November is National Pet Diabetes Month

November is  National Pet Diabetes Month. A lot of people aren’t even aware that their pet can develop diabetes. Like diabetes in humans, there is no cure, but you can treat it. It is important to know that this disease is much more manageable with an early diagnosis.

Here are a few signs of diabetes to watch out for:

  1. Increased thirst
  2. Increased urination
  3. Increased hunger
  4. Obesity (a common risk factor for developing diabetes)
  5. Weight loss
  6. Weakness
  7. Thin or dull hair coat
  8. Cloudy eyes (Cataracts)
  9. Depression
  10. Vomiting

So if your pet has some of these signs what should you do?

Set up an appointment for your pet to see one of our doctors.  They will perform a physical exam, check blood work and run a urinalysis.

What if they have Diabetes?

Treatment is based on how severe the symptoms and lab work results are and if your pet has any other health concerns.
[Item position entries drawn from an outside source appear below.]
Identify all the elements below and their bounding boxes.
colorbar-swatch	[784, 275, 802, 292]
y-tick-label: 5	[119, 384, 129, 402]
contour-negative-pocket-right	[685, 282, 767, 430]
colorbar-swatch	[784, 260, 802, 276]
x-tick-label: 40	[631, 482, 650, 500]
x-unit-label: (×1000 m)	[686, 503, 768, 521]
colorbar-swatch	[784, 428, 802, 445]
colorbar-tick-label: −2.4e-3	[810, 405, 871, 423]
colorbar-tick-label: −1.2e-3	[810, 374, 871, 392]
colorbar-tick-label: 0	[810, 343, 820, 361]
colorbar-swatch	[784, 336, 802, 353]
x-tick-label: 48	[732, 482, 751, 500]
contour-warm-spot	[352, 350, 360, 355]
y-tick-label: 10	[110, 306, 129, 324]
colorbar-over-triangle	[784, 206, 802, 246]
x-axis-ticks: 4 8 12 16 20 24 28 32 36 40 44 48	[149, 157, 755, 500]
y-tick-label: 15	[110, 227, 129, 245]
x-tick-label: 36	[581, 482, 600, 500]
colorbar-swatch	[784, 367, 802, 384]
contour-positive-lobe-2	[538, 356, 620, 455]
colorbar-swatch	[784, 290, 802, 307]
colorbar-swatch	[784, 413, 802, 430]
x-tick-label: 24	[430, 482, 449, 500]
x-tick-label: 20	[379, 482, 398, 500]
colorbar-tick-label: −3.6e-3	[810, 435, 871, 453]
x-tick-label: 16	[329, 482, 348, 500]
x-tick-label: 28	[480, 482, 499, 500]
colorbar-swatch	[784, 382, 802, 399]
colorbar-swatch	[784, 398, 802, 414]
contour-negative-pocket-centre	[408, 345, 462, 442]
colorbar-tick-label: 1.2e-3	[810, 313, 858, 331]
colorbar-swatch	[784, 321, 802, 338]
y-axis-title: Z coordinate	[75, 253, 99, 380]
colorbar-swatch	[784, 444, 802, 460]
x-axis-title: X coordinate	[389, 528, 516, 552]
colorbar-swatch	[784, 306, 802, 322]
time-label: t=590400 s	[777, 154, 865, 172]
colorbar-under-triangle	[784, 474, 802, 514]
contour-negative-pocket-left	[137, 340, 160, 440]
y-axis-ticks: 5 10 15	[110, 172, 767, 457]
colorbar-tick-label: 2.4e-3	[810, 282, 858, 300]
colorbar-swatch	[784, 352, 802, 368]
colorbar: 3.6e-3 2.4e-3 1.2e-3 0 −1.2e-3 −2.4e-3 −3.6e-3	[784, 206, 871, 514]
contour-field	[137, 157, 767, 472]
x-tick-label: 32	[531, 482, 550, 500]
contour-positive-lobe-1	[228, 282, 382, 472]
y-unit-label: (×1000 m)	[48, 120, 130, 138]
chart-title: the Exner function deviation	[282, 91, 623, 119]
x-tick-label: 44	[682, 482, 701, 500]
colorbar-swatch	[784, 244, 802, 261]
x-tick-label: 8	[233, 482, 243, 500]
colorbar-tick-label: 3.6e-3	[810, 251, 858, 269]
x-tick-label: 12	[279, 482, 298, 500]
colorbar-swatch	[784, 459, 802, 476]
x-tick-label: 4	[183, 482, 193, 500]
Each pet will need a treatment plan tailored to their own individual needs.

Here are the basics:

*After being diagnosed, a veterinarian will prescribe insulin injections for your dog or cat. This is usually given twice daily. Your veterinarian will show you how to do this so that you can be comfortable giving the insulin at home.   While this might seem scary to someone who’s never done it before, it’s really easy. Insulin syringes are very tiny and the injection takes only seconds. (Watch the videos below to see how we give a cat and a dog injections with insulin syringes.)

*A diet change is needed most of the time as well. There are prescription foods available at your veterinarian that can really help your pet get back on track.

*Regular glucose checks are a critical part of monitoring and treating any diabetic patient. The majority of clients choose to drop their pet off at the veterinarian to spend the day and have the blood glucose curve checked there. Occasionally an owner will be able to get a monitor and check their pets curve at home.

It might be a scary thing to find out your pet has diabetes but it is a manageable disease and many diabetic pets live happy, healthy lives.